Bacterial strains harboring type II-A CRISPR-Cas systems with previously annotated short-form tracrRNAs⁸ were investigated for evidence of tr_L repression. Accession numbers for species investigated are listed in Table S2 along with all metadata compiled in our analysis. The genomic locus between the annotated 3’ end of tracrRNA and the translational start site of Cas9 was interrogated using the DSK k-mer counting software⁹ with k-mer length set to 11 bp and a minimal match frequency of 2. We classified strains as “tr ⁺” if one k-mer instance was on the same strand as tr followed immediately by a 5’-GTTTTA-3’ sequence allowing for 1 mismatch (representing the targeting site within tr_L) and the other instance was upstream of site 1, immediately followed by a 5’-NGG-3’ sequence allowing for 1 mismatch (representing the targeted site within P_cas9). We manually inspected the 16 tr_L⁻ loci with intergenic lengths above 167 bp for candidate tr_L targeting sites with a single seed mismatch but perfect lower stems and PAMs, and found one additional trL sequence with a 10 bp match.

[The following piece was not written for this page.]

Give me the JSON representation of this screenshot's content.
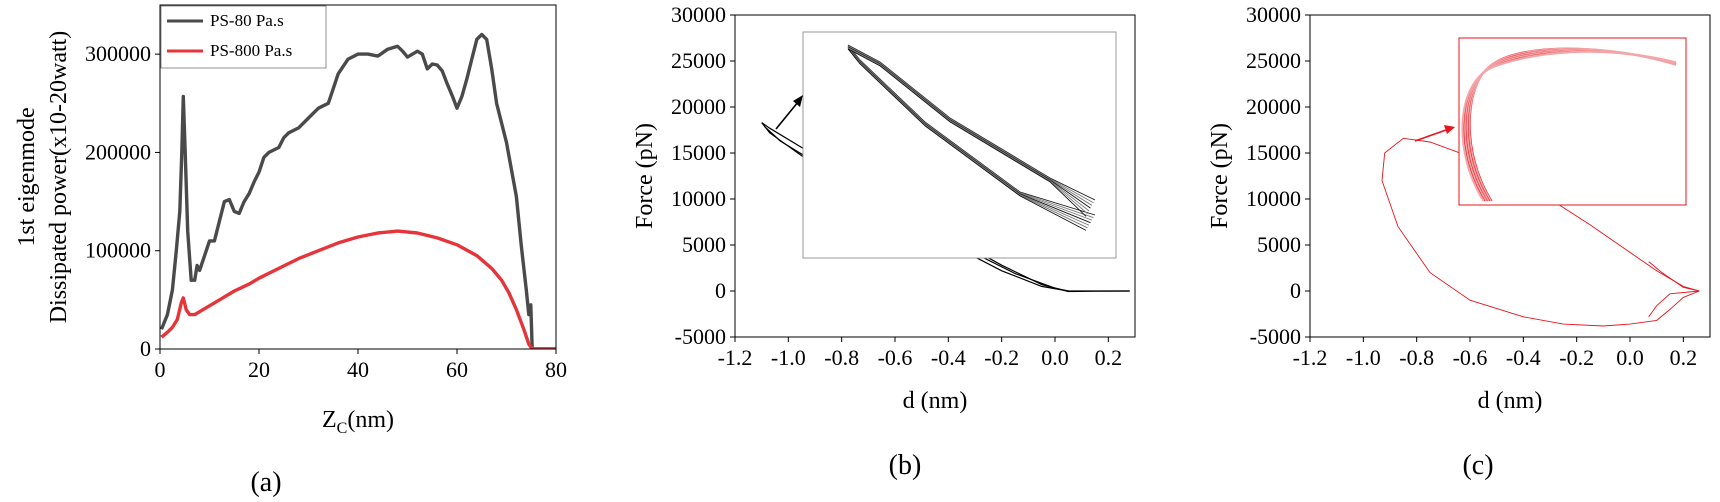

We aligned tracrRNA sequences using MAFFT¹⁰ (default parameters). Cas9 amino acid sequences for these strains were aligned using MUSCLE¹¹, and a phylogenetic tree was constructed using FastTree, with the WAG evolutionary model¹². All multiple sequence alignments and tree generation were performed in Geneious Prime 2020.1.1.